Tanpa Nada sadari, sedari tadi ada sepasang mata mengawasi interaksinya dan Adanu dengan tatapan yang tidak bisa diartikan, bercampur menjadi satu antara positif dan negatif. Siapa itu?

...

 Aku telah selesai mengganti perban Adanu dengan kain yang baru, bertepatan dengan datangnya tabib. 

"Tabib, aku sudah selesai mengganti kain pembalut lukanya, apakah ini sudah benar?"

"ya, Nyimas. itu sudah benar dan baik, terima kasih,"

"ya, tidak masalah. Adanu, aku akan kembali ke kamarku, rasanya badanku pegal sekali. Mungkin sedikit pijatan dari Ningrum akan membuatku merasa lebih segar,"

"Ah iya, Nyimas. Kau memang perlu istirahat, jangan khawatirkan aku, ada tabib disini, lagipula aku sudah baik-baik saja." 

"Kalau begitu aku permisi dulu, jika nanti ada sesuatu tolong segera beritahu aku,"

"Baiklah, Nyimas. Salam!" Aku hanya menjawab salam itu dengan anggukan dan senyuman.

Aku berjalan keluar dari kamar Adanu, sungguh rasanya hatiku berkecamuk tidak karuan. Banyak hal yang ada dalam pikiranku saat ini, kekecewaan rakyat terhadap kelalaianku atas serangan yang terjadi hari ini, bayanganku tentang rakyat yang menjadi korban padahal mereka tidak bersalah sama sekali, ketakutanku jika rakyat mungkin tidak akan mau kembali lagi ke sekolah, serta bagaimana caranya aku menghadapi Hayam Wuruk dan Yang Mulia Ratu Tribhuwana Wijayatunggadewi? Aku takut sekali, aku kalut, sungguh. 

"Nyimas, kau mau kemana?" Aku berpapasan dengan Ningrum yang membawa nampan berisi makanan.

"Ah, Ningrum? Kau belum mandi?" 

"Hehe, belum, Nyimas. Aku khawatir kau akan pingsan karena kelaparan, makanya aku membawakanmu makanan dulu,"

"Astaga, aku tidak selemah itu, ya!" 

"Hahaha, maafkan aku, Nyimas. Sekarang kau mau kemana?" 

"Aku mau kembali ke kamar, tadinya aku mau meminta tolong padamu untuk memijat tubuhku sebentar,"
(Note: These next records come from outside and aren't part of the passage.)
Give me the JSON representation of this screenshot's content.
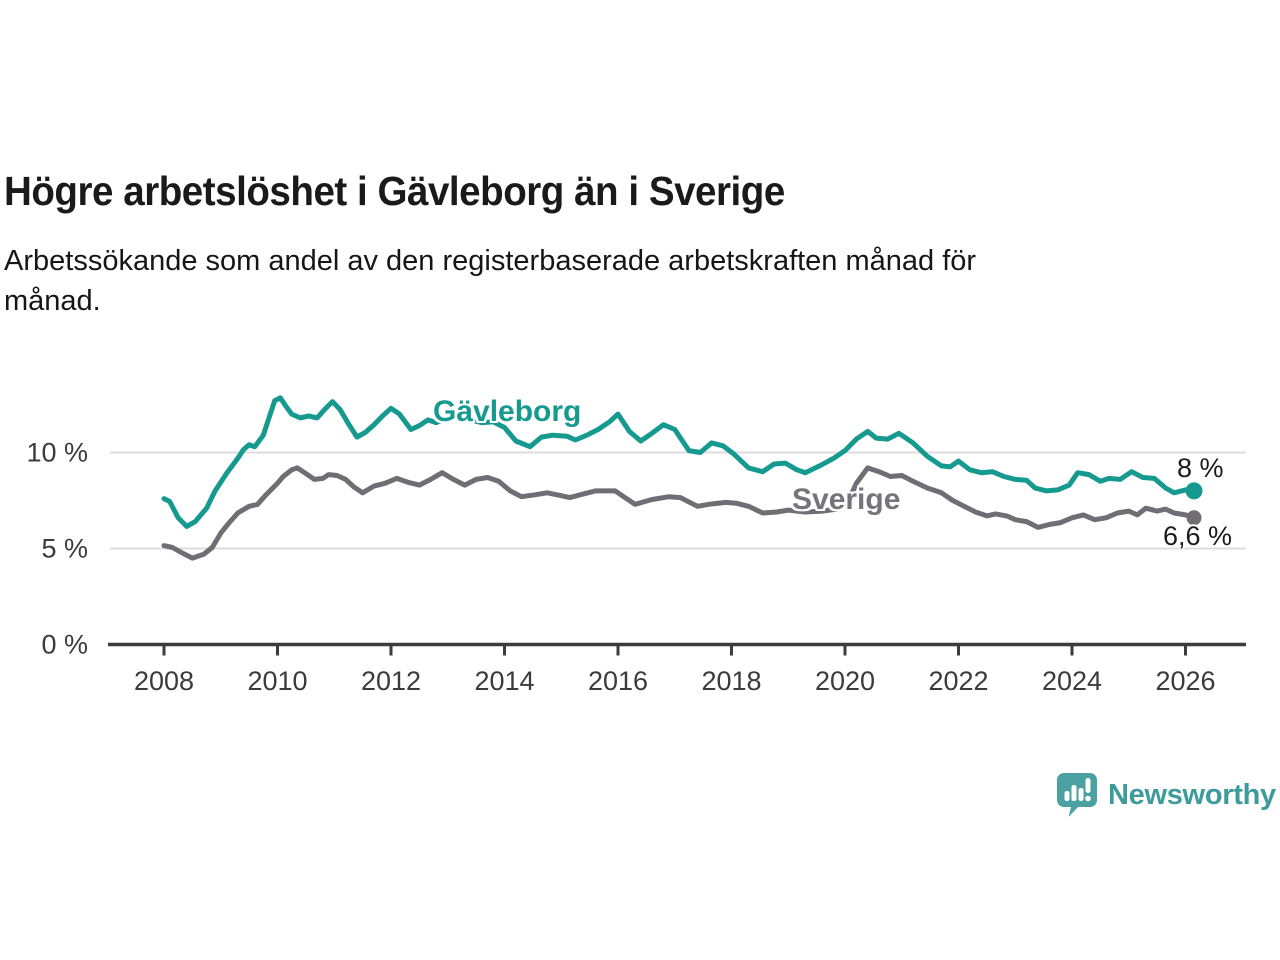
{
  "title": "Högre arbetslöshet i Gävleborg än i Sverige",
  "subtitle_lines": [
    "Arbetssökande som andel av den registerbaserade arbetskraften månad för",
    "månad."
  ],
  "branding": {
    "name": "Newsworthy",
    "icon": "speech-bubble-bar-chart-icon",
    "brand_color": "#4ba1a1",
    "text_color": "#3d9b9b"
  },
  "colors": {
    "gavleborg_line": "#169a8f",
    "sverige_line": "#716d74",
    "gridline": "#dddddd",
    "axis": "#3c3c3c",
    "tick_text": "#3b3b3b",
    "annotation_text": "#1b1b1b"
  },
  "chart_data": {
    "type": "line",
    "title": "Högre arbetslöshet i Gävleborg än i Sverige",
    "subtitle": "Arbetssökande som andel av den registerbaserade arbetskraften månad för månad.",
    "unit": "percent of registered labour force",
    "x_range": [
      2007.9,
      2026.6
    ],
    "ylim": [
      0,
      13.8
    ],
    "grid": true,
    "x_axis": {
      "ticks": [
        2008,
        2010,
        2012,
        2014,
        2016,
        2018,
        2020,
        2022,
        2024,
        2026
      ]
    },
    "y_axis": {
      "tick_values": [
        0,
        5,
        10
      ],
      "tick_labels": [
        "0 %",
        "5 %",
        "10 %"
      ]
    },
    "series": [
      {
        "name": "Gävleborg",
        "color": "#169a8f",
        "end_label": "8 %",
        "end_value": 8.0,
        "points": [
          [
            2008.0,
            7.6
          ],
          [
            2008.1,
            7.45
          ],
          [
            2008.25,
            6.6
          ],
          [
            2008.4,
            6.15
          ],
          [
            2008.55,
            6.4
          ],
          [
            2008.75,
            7.1
          ],
          [
            2008.9,
            8.0
          ],
          [
            2009.1,
            8.9
          ],
          [
            2009.3,
            9.7
          ],
          [
            2009.4,
            10.15
          ],
          [
            2009.5,
            10.4
          ],
          [
            2009.6,
            10.3
          ],
          [
            2009.75,
            10.9
          ],
          [
            2009.85,
            11.8
          ],
          [
            2009.95,
            12.7
          ],
          [
            2010.05,
            12.85
          ],
          [
            2010.15,
            12.4
          ],
          [
            2010.25,
            12.0
          ],
          [
            2010.4,
            11.8
          ],
          [
            2010.55,
            11.9
          ],
          [
            2010.7,
            11.8
          ],
          [
            2010.85,
            12.3
          ],
          [
            2010.97,
            12.65
          ],
          [
            2011.1,
            12.25
          ],
          [
            2011.25,
            11.5
          ],
          [
            2011.4,
            10.8
          ],
          [
            2011.55,
            11.05
          ],
          [
            2011.7,
            11.45
          ],
          [
            2011.85,
            11.9
          ],
          [
            2012.0,
            12.3
          ],
          [
            2012.15,
            12.0
          ],
          [
            2012.35,
            11.2
          ],
          [
            2012.5,
            11.4
          ],
          [
            2012.65,
            11.7
          ],
          [
            2012.8,
            11.55
          ],
          [
            2013.0,
            11.85
          ],
          [
            2013.2,
            12.0
          ],
          [
            2013.4,
            11.7
          ],
          [
            2013.6,
            11.55
          ],
          [
            2013.8,
            11.6
          ],
          [
            2014.0,
            11.3
          ],
          [
            2014.2,
            10.6
          ],
          [
            2014.45,
            10.3
          ],
          [
            2014.65,
            10.8
          ],
          [
            2014.85,
            10.9
          ],
          [
            2015.1,
            10.85
          ],
          [
            2015.25,
            10.65
          ],
          [
            2015.45,
            10.9
          ],
          [
            2015.65,
            11.2
          ],
          [
            2015.85,
            11.6
          ],
          [
            2016.0,
            12.0
          ],
          [
            2016.2,
            11.1
          ],
          [
            2016.4,
            10.6
          ],
          [
            2016.6,
            11.0
          ],
          [
            2016.8,
            11.45
          ],
          [
            2017.0,
            11.2
          ],
          [
            2017.25,
            10.1
          ],
          [
            2017.45,
            10.0
          ],
          [
            2017.65,
            10.5
          ],
          [
            2017.85,
            10.35
          ],
          [
            2018.05,
            9.9
          ],
          [
            2018.3,
            9.2
          ],
          [
            2018.55,
            9.0
          ],
          [
            2018.75,
            9.4
          ],
          [
            2018.95,
            9.45
          ],
          [
            2019.15,
            9.1
          ],
          [
            2019.3,
            8.95
          ],
          [
            2019.55,
            9.3
          ],
          [
            2019.8,
            9.7
          ],
          [
            2020.0,
            10.1
          ],
          [
            2020.2,
            10.7
          ],
          [
            2020.4,
            11.1
          ],
          [
            2020.55,
            10.75
          ],
          [
            2020.75,
            10.7
          ],
          [
            2020.95,
            11.0
          ],
          [
            2021.2,
            10.5
          ],
          [
            2021.45,
            9.8
          ],
          [
            2021.7,
            9.3
          ],
          [
            2021.85,
            9.25
          ],
          [
            2022.0,
            9.55
          ],
          [
            2022.2,
            9.1
          ],
          [
            2022.4,
            8.95
          ],
          [
            2022.6,
            9.0
          ],
          [
            2022.8,
            8.75
          ],
          [
            2023.0,
            8.6
          ],
          [
            2023.2,
            8.55
          ],
          [
            2023.35,
            8.15
          ],
          [
            2023.55,
            8.0
          ],
          [
            2023.75,
            8.05
          ],
          [
            2023.95,
            8.3
          ],
          [
            2024.1,
            8.95
          ],
          [
            2024.3,
            8.85
          ],
          [
            2024.5,
            8.5
          ],
          [
            2024.65,
            8.65
          ],
          [
            2024.85,
            8.6
          ],
          [
            2025.05,
            9.0
          ],
          [
            2025.25,
            8.7
          ],
          [
            2025.45,
            8.65
          ],
          [
            2025.65,
            8.15
          ],
          [
            2025.8,
            7.9
          ],
          [
            2026.0,
            8.05
          ],
          [
            2026.15,
            8.0
          ]
        ]
      },
      {
        "name": "Sverige",
        "color": "#716d74",
        "end_label": "6,6 %",
        "end_value": 6.6,
        "points": [
          [
            2008.0,
            5.15
          ],
          [
            2008.15,
            5.05
          ],
          [
            2008.3,
            4.8
          ],
          [
            2008.5,
            4.5
          ],
          [
            2008.7,
            4.7
          ],
          [
            2008.85,
            5.05
          ],
          [
            2009.0,
            5.8
          ],
          [
            2009.15,
            6.35
          ],
          [
            2009.3,
            6.85
          ],
          [
            2009.5,
            7.2
          ],
          [
            2009.65,
            7.3
          ],
          [
            2009.8,
            7.8
          ],
          [
            2010.0,
            8.4
          ],
          [
            2010.1,
            8.75
          ],
          [
            2010.25,
            9.1
          ],
          [
            2010.35,
            9.2
          ],
          [
            2010.5,
            8.9
          ],
          [
            2010.65,
            8.6
          ],
          [
            2010.8,
            8.65
          ],
          [
            2010.9,
            8.85
          ],
          [
            2011.05,
            8.8
          ],
          [
            2011.2,
            8.6
          ],
          [
            2011.35,
            8.2
          ],
          [
            2011.5,
            7.9
          ],
          [
            2011.7,
            8.25
          ],
          [
            2011.9,
            8.4
          ],
          [
            2012.1,
            8.65
          ],
          [
            2012.3,
            8.45
          ],
          [
            2012.5,
            8.3
          ],
          [
            2012.7,
            8.6
          ],
          [
            2012.9,
            8.95
          ],
          [
            2013.1,
            8.6
          ],
          [
            2013.3,
            8.3
          ],
          [
            2013.5,
            8.6
          ],
          [
            2013.7,
            8.7
          ],
          [
            2013.9,
            8.5
          ],
          [
            2014.1,
            8.0
          ],
          [
            2014.3,
            7.7
          ],
          [
            2014.55,
            7.8
          ],
          [
            2014.75,
            7.9
          ],
          [
            2015.0,
            7.75
          ],
          [
            2015.15,
            7.65
          ],
          [
            2015.4,
            7.85
          ],
          [
            2015.6,
            8.0
          ],
          [
            2015.95,
            8.0
          ],
          [
            2016.3,
            7.3
          ],
          [
            2016.6,
            7.55
          ],
          [
            2016.9,
            7.7
          ],
          [
            2017.1,
            7.65
          ],
          [
            2017.4,
            7.2
          ],
          [
            2017.6,
            7.3
          ],
          [
            2017.9,
            7.4
          ],
          [
            2018.1,
            7.35
          ],
          [
            2018.3,
            7.2
          ],
          [
            2018.55,
            6.85
          ],
          [
            2018.8,
            6.9
          ],
          [
            2019.0,
            7.0
          ],
          [
            2019.3,
            6.9
          ],
          [
            2019.6,
            6.95
          ],
          [
            2019.85,
            7.05
          ],
          [
            2020.05,
            7.4
          ],
          [
            2020.2,
            8.4
          ],
          [
            2020.4,
            9.2
          ],
          [
            2020.6,
            9.0
          ],
          [
            2020.8,
            8.75
          ],
          [
            2021.0,
            8.8
          ],
          [
            2021.2,
            8.5
          ],
          [
            2021.45,
            8.15
          ],
          [
            2021.7,
            7.9
          ],
          [
            2021.9,
            7.5
          ],
          [
            2022.1,
            7.2
          ],
          [
            2022.3,
            6.9
          ],
          [
            2022.5,
            6.7
          ],
          [
            2022.65,
            6.8
          ],
          [
            2022.85,
            6.7
          ],
          [
            2023.0,
            6.5
          ],
          [
            2023.2,
            6.4
          ],
          [
            2023.4,
            6.1
          ],
          [
            2023.6,
            6.25
          ],
          [
            2023.8,
            6.35
          ],
          [
            2024.0,
            6.6
          ],
          [
            2024.2,
            6.75
          ],
          [
            2024.4,
            6.5
          ],
          [
            2024.6,
            6.6
          ],
          [
            2024.8,
            6.85
          ],
          [
            2025.0,
            6.95
          ],
          [
            2025.15,
            6.75
          ],
          [
            2025.3,
            7.1
          ],
          [
            2025.5,
            6.95
          ],
          [
            2025.65,
            7.05
          ],
          [
            2025.8,
            6.85
          ],
          [
            2026.0,
            6.75
          ],
          [
            2026.15,
            6.6
          ]
        ]
      }
    ]
  }
}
"Ah iya, Nyimas tentu saja, ayo ke kamarmu aku akan memijatmu sampai kau tertidur,"

"Baiklah, tapi kau mandi saja dulu dan satu lagi, tolong buatkan juga teh jahe ya untukku."

"Siap, Nyimas!"

"Hahaha! Ya sudah, kemarikan nampan itu biar aku yang membawanya,"

"Eh jangan, Nyimas! tidak pantas kalau kau membawa nampan ini sendiri, biar aku saja."

"Sudah tidak apa, kau mandi saja sekarang. semakin cepat kau mandi semakin cepat juga kau memijat tubuhku,"

"Ya sudah kalau kau memaksa, aku permisi dulu, Nyimas!" Kata Ningrum sambil menyerahkan nampan berisi makan malamku.

 Kalau kalian mau tahu isi dari nampan ini apa saja, biar aku sebutkan. Ada semangkuk kecil nasi putih hangat, ada ayam rebus yang ditaburi bawang goreng, semangkuk sayur labu, segelas air putih hangat, dan sebuah pisang. Ningrum sudah tau makanan yang aku suka, jadi ini semua adalah makanan yang tidak asing lagi bagiku manusia milenial. Tentu saja makanan ini tidak sepenuhnya cocok di lidahku sebagai generasi micin. Ah sudah lupakan! 

Aku terus berjalan menuju kamarku, rasanya sangat tidak sabar untuk segera mendapat pijatan. Pasti sangat nyaman. Aku sampai di depan pintu kamar, agak sulit membuka pintu dengan tanganku memegang nampan berat ini, jadi ku pinta bantuan dari Prajurit yang berjaga di sepanjang lorong. 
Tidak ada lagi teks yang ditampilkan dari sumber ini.